Like, here’s a piece of news that I didn’t really see mentioned much on the socials, but has the ability to make massively useful impacts globally. I’m excited!
It predicts hundreds of weather variables, over 10 days at 0.25° resolution globally, in under one minute. GraphCast significantly outperforms the most accurate operational deterministic systems on 90% of 1380 verification targets, and its forecasts support better severe event prediction, including tropical cyclones tracking, atmospheric rivers, and extreme temperatures.
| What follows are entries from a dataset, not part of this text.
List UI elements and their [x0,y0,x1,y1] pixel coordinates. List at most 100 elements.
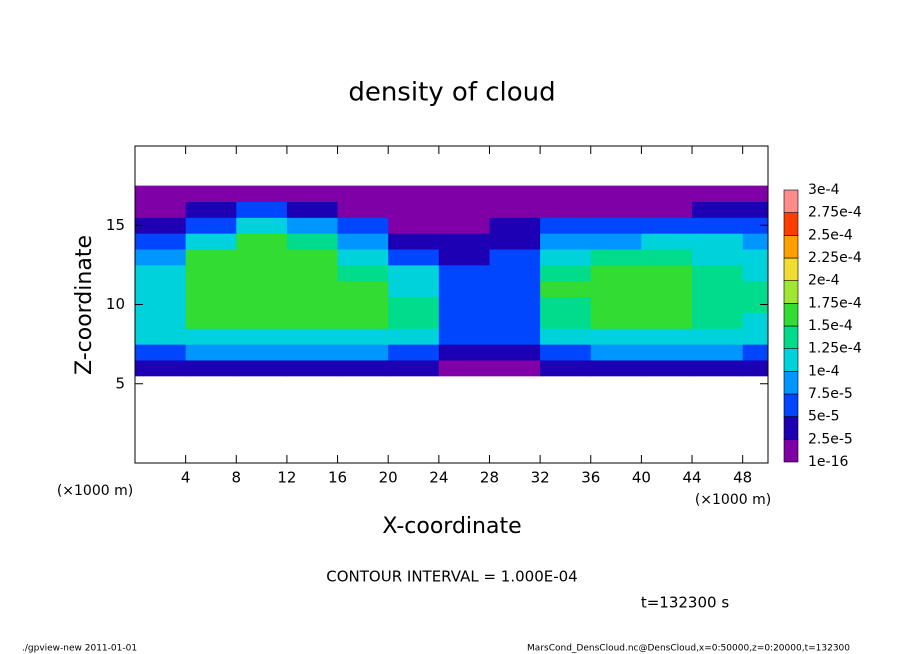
colorbar-label: 2.75e-4 [808,205,862,221]
heat-cell [236,280,288,298]
colorbar-label: 7.5e-5 [808,386,853,402]
heat-cell [135,217,187,234]
heat-cell [185,359,237,377]
heat-cell [489,249,541,266]
heat-cell [388,328,440,345]
heat-cell [286,312,339,329]
heat-cell [641,249,693,266]
heat-cell [590,280,642,298]
colorbar-label: 2.25e-4 [808,250,862,266]
heat-cell [489,344,541,361]
heat-cell [236,233,288,250]
heat-cell [388,264,440,282]
heat-cell [438,296,490,313]
heat-cell [540,201,592,218]
heat-cell [489,264,541,282]
heat-cell [590,249,642,266]
x-tick-label: 48 [733,469,752,487]
heat-cell [641,201,693,218]
chart-title: density of cloud [348,78,555,108]
heat-cell [236,249,288,266]
heat-cell [438,217,490,234]
heat-cell [540,249,592,266]
x-tick-label: 24 [429,469,448,487]
heat-cell [337,280,389,298]
heat-cell [337,296,389,313]
heat-cell [489,233,541,250]
heat-cell [489,280,541,298]
heat-cell [692,328,744,345]
heat-cell [438,185,490,202]
heat-cell [236,312,288,329]
colorbar-box [783,212,799,236]
heat-cell [438,359,490,377]
heat-cell [236,296,288,313]
y-tick-label: 10 [106,295,125,313]
heat-cell [742,185,768,202]
heat-cell [742,312,768,329]
x-unit-left: (×1000 m) [57,483,133,499]
heat-cell [337,359,389,377]
heat-cell [185,185,237,202]
x-tick-label: 20 [379,469,398,487]
heat-cell [286,217,339,234]
heat-cell [540,264,592,282]
heat-cell [286,185,339,202]
heat-cell [438,328,490,345]
heat-cell [337,264,389,282]
heat-cell [489,359,541,377]
contour-interval: CONTOUR INTERVAL = 1.000E-04 [326,568,577,586]
heat-cell [185,344,237,361]
colorbar-label: 2.5e-5 [808,431,853,447]
colorbar-box [783,257,799,281]
heat-cell [641,217,693,234]
x-tick-label: 16 [328,469,347,487]
heat-cell [590,217,642,234]
heat-cell [742,344,768,361]
heat-cell [489,312,541,329]
heat-cell [641,359,693,377]
colorbar-label: 1e-4 [808,363,840,379]
heat-cell [641,185,693,202]
heat-cell [135,296,187,313]
colorbar-box [783,371,799,395]
heat-cell [641,233,693,250]
colorbar-box [783,235,799,259]
heat-cell [388,344,440,361]
heat-cell [135,312,187,329]
heat-cell [388,217,440,234]
heat-cell [135,185,187,202]
colorbar-label: 2e-4 [808,273,840,289]
heat-cell [742,359,768,377]
heat-cell [540,233,592,250]
y-tick-label: 15 [106,216,125,234]
heat-cell [286,249,339,266]
heat-cell [489,217,541,234]
heat-cell [692,344,744,361]
heat-cell [590,233,642,250]
heat-cell [692,312,744,329]
heat-cell [236,359,288,377]
x-tick-label: 28 [480,469,499,487]
x-tick-label: 12 [277,469,296,487]
heat-cell [590,359,642,377]
heat-cell [742,328,768,345]
heat-cell [388,280,440,298]
colorbar-box [783,439,799,463]
heat-cell [489,296,541,313]
colorbar-label: 1.25e-4 [808,341,862,357]
colorbar-label: 1e-16 [808,454,848,470]
heat-cell [337,312,389,329]
heat-cell [590,328,642,345]
heat-cell [438,233,490,250]
heat-cell [185,201,237,218]
heat-cell [641,296,693,313]
heat-cell [388,296,440,313]
heat-cell [337,344,389,361]
heat-cell [641,344,693,361]
heat-cell [692,233,744,250]
heat-cell [185,312,237,329]
footer-right: MarsCond_DensCloud.nc@DensCloud,x=0:5000… [527,644,850,654]
heat-cell [286,344,339,361]
heat-cell [337,217,389,234]
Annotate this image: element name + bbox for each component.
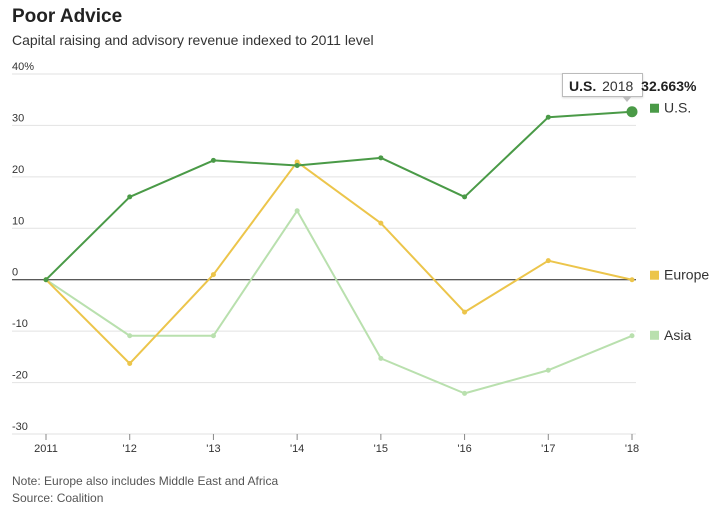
note-text: Note: Europe also includes Middle East a… <box>12 474 279 488</box>
data-point <box>294 163 300 169</box>
tooltip-value: 32.663% <box>641 78 697 94</box>
y-tick-label: -10 <box>12 318 28 330</box>
data-point <box>378 155 384 161</box>
data-point <box>462 390 468 396</box>
y-tick-label: 40% <box>12 61 34 73</box>
series-line-europe <box>45 160 633 365</box>
data-point <box>545 114 551 120</box>
legend-swatch <box>650 103 659 113</box>
series-line-us <box>45 110 633 281</box>
data-point <box>462 194 468 200</box>
tooltip-pointer <box>622 96 632 102</box>
data-point <box>294 208 300 214</box>
data-point <box>545 367 551 373</box>
hover-tooltip: U.S. 2018 32.663% <box>562 73 696 97</box>
tooltip-series: U.S. <box>569 78 597 94</box>
y-tick-label: 20 <box>12 164 24 176</box>
x-tick-label: '17 <box>541 443 555 455</box>
chart-title: Poor Advice <box>12 6 123 27</box>
x-tick-label: '18 <box>625 443 639 455</box>
legend-swatch <box>650 270 659 280</box>
y-tick-label: 30 <box>12 112 24 124</box>
legend-swatch <box>650 330 659 340</box>
chart-subtitle: Capital raising and advisory revenue ind… <box>12 32 374 48</box>
data-point <box>127 333 133 339</box>
data-point <box>545 258 551 264</box>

BasePaint - 100 Days Retro
I’ve been enjoying playing around with BasePaint. Every day, people draw a new pixel art canvas together and then it gets sold. You get a cut based on your contribution to the canvas. It’s a fun, low stakes example of a blockchain art project.
Why Scavengers Reign Feels Alien
I’m still vibing from having watched Scavenger’s Reign. I enjoyed nerdwriter’s take on why it resonated. It feels as incomprehensible as our own nature sometimes.
“There is no real harmony as we’ve conceived it”.
Remember To Tip Your AI
Turns out that adding the prompt of a tip to the query generates longer responses. Which is both sad, alarming, hilarious, and all kinds of wtf. What have we done?
Felipe Gordon - This Is How Running Feels
You’re halfway through a long run, just had a gel, your legs are warm and any aches have dissolved. You speed up a bit and this song starts playing. Pure bliss.
That’s all for this week folks! As always, enjoy a sunset. There’s always one happening somewhere in the world (ht Rian).
PS. Been thinking more recently on where I want to take the newsletter as I’m coming up to the one year anniversary soon and where my life will take me next. For now, I’ve deprecated the Weekly Zora Mint section simply because it’s taking me too much time per week to find art I want to share alongside the rest of life. The referral fees just also wasn’t worth the effort to do so for that alone. Love the art, but not enough time for all of it! Sorry if you enjoyed that a lot!